I think it is important to pause here for a moment and to point out that procrastination differs from prioritization. Just because we choose to put something off and do something else doesn’t mean that we are procrastinating. It is a matter of motive and of necessity. If I choose to exercise on a Saturday instead of cutting my grass, and I do so because the former is more important to me and thus carries a greater priority in my life and because I have time enough to cut the grass later, then I don’t see this as procrastination in any way whatsoever; I see it as prioritization. Or if I choose to forego certain tasks at work because they aren’t related to the mission of the institution, I don’t necessarily see this as procrastination either. But if the grass needs to be cut or a certain task at work needs to be done on a certain day, and I choose to do something else instead because I don’t want to do either of these necessary tasks, then it would certainly qualify as procrastination.
There are many factors besides not wanting to do something that lead us to procrastinate. One of the biggest of these factors is fear, which can be manifested in a variety of ways in our lives. Perfectionism, for instance, frequently leads us to procrastinate because we are afraid of not being able to do our best. Busyness often makes us procrastinate, because we are afraid of being unimportant, and so we take on too much and either become overwhelmed or just don’t have time to do everything that we have said yes to. Self-deprecation is yet another factor that makes us procrastinate, because we are afraid that other people will see our real ineptitude on display.
What can we say in response to these things? How can we face up to our struggles with procrastination and work to overcome them? Well, the first thing I would say is that we need to remember that procrastination is most definitely not the unforgivable sin. Final unbelief is. However destructive it may be, procrastination is never beyond the reach of God’s forgiveness. It is sin, to be sure; but, as Paul so helpfully points out in Romans 5:20, where sin increases, grace increases even more.
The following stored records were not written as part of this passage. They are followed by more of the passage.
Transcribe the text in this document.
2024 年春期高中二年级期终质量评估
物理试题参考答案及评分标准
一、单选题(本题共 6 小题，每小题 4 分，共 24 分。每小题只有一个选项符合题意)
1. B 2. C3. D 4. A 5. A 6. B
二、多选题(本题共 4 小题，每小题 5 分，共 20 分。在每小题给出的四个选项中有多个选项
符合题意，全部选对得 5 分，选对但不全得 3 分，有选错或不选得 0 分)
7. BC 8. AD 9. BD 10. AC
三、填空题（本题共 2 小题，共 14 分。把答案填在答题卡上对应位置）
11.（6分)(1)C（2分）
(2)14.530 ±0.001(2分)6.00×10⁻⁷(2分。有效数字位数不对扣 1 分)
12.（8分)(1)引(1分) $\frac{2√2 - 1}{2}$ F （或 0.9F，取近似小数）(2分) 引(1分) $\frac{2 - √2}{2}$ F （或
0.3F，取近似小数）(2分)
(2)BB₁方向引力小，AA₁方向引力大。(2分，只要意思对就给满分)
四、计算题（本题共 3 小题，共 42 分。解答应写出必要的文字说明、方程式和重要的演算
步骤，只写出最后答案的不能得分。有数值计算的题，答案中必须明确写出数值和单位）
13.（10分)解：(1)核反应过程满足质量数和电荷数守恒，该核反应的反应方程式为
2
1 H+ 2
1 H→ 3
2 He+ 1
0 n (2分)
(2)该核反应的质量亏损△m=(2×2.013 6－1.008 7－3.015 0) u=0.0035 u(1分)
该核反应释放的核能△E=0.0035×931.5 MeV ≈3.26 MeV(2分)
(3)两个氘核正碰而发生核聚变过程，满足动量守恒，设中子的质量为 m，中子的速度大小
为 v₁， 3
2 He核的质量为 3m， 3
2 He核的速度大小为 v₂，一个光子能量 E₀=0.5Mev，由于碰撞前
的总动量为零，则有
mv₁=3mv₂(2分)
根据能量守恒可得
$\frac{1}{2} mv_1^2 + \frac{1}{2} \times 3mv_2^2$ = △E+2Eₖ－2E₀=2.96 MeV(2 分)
All of our struggles in this area, therefore, need to be taken in the light of what Horatio Spafford so eloquently said in his great hymn, “It Is Well with My Soul:”
My sin—oh, the bliss of this glorious thought!—
My sin, not in part but the whole,
Is nailed to the cross, and I bear it no more,
Praise the Lord, praise the Lord, O my soul!
The second thing I would say about procrastination is that we ought to take our struggles to the Lord in prayer. Ask Him for courage, which—in the context of the Christian life—simply refers to living by faith in the midst of fearful circumstances. Ask Him for help to trust Him and to step out in faith—even if we do not like the task or are afraid of failure. God really does showcase His strength in our weakness, as Paul says He does in 2 Corinthians 12:9-10. This ought to be motivation enough for us to risk making a fool of ourselves or doing a poor job at something we don’t really like.
The last thing I will say about dealing with procrastination is that we must seek out community and accountability. Far too many of us go through life without anyone else who knows us, our struggles, and our weaknesses and who is, therefore, able to speak into our lives and exhort us in the face of our procrastination. Surely that is why the apostle calls upon us to “exhort one another every day, as long as it is called ‘today’” (Heb. 3:13). He knows that each day has unique challenges in store for us and that we need the constant exhortation of others to do what needs to be done each day, as long as it is called today.